The Next Generation of Ratner’s Comes to Brooklyn
When he opens Peck’s Specialty Foods in Brooklyn this fall, Theo Peck will be continuing a family tradition that started over 100 years ago.
Peck’s great grandfather was the founder of Ratner’s, the Lower East Side dairy restaurant (and kosher institution), which opened in 1905 and closed its doors in 2004.
“I grew up at Ratner’s,” says Peck. “I distinctly remember going there after school on Fridays, and eating pierogies and potato pancakes in the bar room off the side of the restaurant. My relatives — who all worked there — would sit around drinking whiskey, smoking cigarettes and talking about their friends and family members’ upcoming surgeries.”
In 1996, Peck returned to the family business, opening The Lansky Lounge, a speakeasy-style bar attached to Ratner’s. (“We were the only nightclub in New York City that was closed on Friday nights,” he says.)
After leaving the lounge, Peck went to culinary school. He planned to open his own restaurant in 2008, but his funds were lost in the Bernie Madoff ponzi scheme.
Now, he’s getting back into the game with Peck’s Specialty Foods in Clinton Hill, the Brooklyn neighborhood in which he lives.

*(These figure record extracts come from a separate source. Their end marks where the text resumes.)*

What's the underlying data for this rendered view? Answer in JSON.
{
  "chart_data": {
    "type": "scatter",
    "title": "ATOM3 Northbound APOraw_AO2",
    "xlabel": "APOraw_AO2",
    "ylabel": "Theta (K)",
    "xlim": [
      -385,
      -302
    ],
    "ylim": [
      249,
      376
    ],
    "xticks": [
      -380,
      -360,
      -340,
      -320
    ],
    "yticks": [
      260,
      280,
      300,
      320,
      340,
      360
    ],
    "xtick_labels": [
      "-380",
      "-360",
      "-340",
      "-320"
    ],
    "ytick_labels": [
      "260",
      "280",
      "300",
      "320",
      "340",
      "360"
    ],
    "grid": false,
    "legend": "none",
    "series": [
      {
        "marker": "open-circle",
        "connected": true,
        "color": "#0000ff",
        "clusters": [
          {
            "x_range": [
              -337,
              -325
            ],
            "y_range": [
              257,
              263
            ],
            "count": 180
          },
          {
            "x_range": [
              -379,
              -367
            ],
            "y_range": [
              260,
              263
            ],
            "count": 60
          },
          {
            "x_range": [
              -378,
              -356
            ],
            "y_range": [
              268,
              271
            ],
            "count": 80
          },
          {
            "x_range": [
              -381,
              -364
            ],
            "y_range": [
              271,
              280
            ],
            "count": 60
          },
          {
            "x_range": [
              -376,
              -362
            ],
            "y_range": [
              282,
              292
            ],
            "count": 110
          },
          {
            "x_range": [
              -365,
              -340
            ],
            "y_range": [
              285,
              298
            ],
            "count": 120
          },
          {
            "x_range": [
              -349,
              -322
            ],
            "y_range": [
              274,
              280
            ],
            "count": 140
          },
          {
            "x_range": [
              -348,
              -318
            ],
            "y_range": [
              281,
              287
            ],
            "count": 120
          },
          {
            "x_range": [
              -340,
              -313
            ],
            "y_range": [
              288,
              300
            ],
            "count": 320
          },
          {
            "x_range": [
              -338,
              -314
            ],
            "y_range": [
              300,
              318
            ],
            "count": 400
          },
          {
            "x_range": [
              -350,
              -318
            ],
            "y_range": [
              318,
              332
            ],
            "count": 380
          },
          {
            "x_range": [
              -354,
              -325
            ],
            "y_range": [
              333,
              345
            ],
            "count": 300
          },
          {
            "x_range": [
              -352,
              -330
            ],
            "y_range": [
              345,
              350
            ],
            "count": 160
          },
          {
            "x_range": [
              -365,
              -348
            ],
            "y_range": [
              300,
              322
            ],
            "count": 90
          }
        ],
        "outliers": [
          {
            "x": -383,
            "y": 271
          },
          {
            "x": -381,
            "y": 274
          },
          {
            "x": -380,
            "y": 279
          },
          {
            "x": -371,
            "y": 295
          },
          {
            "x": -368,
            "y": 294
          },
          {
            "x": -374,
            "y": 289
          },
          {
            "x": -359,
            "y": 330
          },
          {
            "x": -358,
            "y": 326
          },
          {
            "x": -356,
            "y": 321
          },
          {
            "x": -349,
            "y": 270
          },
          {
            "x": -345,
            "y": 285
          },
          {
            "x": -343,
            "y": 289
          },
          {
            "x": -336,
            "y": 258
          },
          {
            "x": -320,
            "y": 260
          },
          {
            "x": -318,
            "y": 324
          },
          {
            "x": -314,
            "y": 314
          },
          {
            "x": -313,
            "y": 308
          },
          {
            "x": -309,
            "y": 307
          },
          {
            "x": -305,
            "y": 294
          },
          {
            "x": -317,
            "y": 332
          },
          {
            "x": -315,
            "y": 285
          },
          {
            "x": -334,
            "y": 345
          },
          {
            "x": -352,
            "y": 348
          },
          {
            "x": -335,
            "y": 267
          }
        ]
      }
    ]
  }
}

The 850-square-foot shop, set to open in mid-September, will feature a deli counter and an outdoor space (open seasonally) complete with picnic tables. The store will be open for breakfast, lunch and dinner. Take-away offerings will include homemade baked goods, sandwiches (such as housemade gravlax and tongue), soups, rotisserie chicken and Peck’s specialty sausages, pates and terrines.
Though Ratner’s was kosher during its later years, Peck’s will not be. “There will definitely be treyf,” he says, pointing to pork sausages and pates in particular. Instead of chopped liver, he’ll serve chicken liver terrine.
But Peck will try and emulate some of the classic, Ashkenazi-style dishes for which Ratner’s was known. “I’m going to have homemade matzo ball soup and borscht every day. I’ll also play around with kasha varnishkes, but with a gravy that’s a lot lighter and more mushroom-y,” he says.
Devotees of Ratner’s will remember their famous onion roll bread basket. “I remember quite a few older women who’d stuff those rolls into their purses as soon as the waiter walked away,” Peck says. Unfortunately, he won’t have the kitchen capability to make bread the same way they did at Ratner’s.
But for Peck, inspiration comes more from the sense of community that thrived at Ratner’s, rather than the food. “I’m not going to try and do Ratner’s. But I am looking to make a place that brings people together the way Ratner’s did,” he says.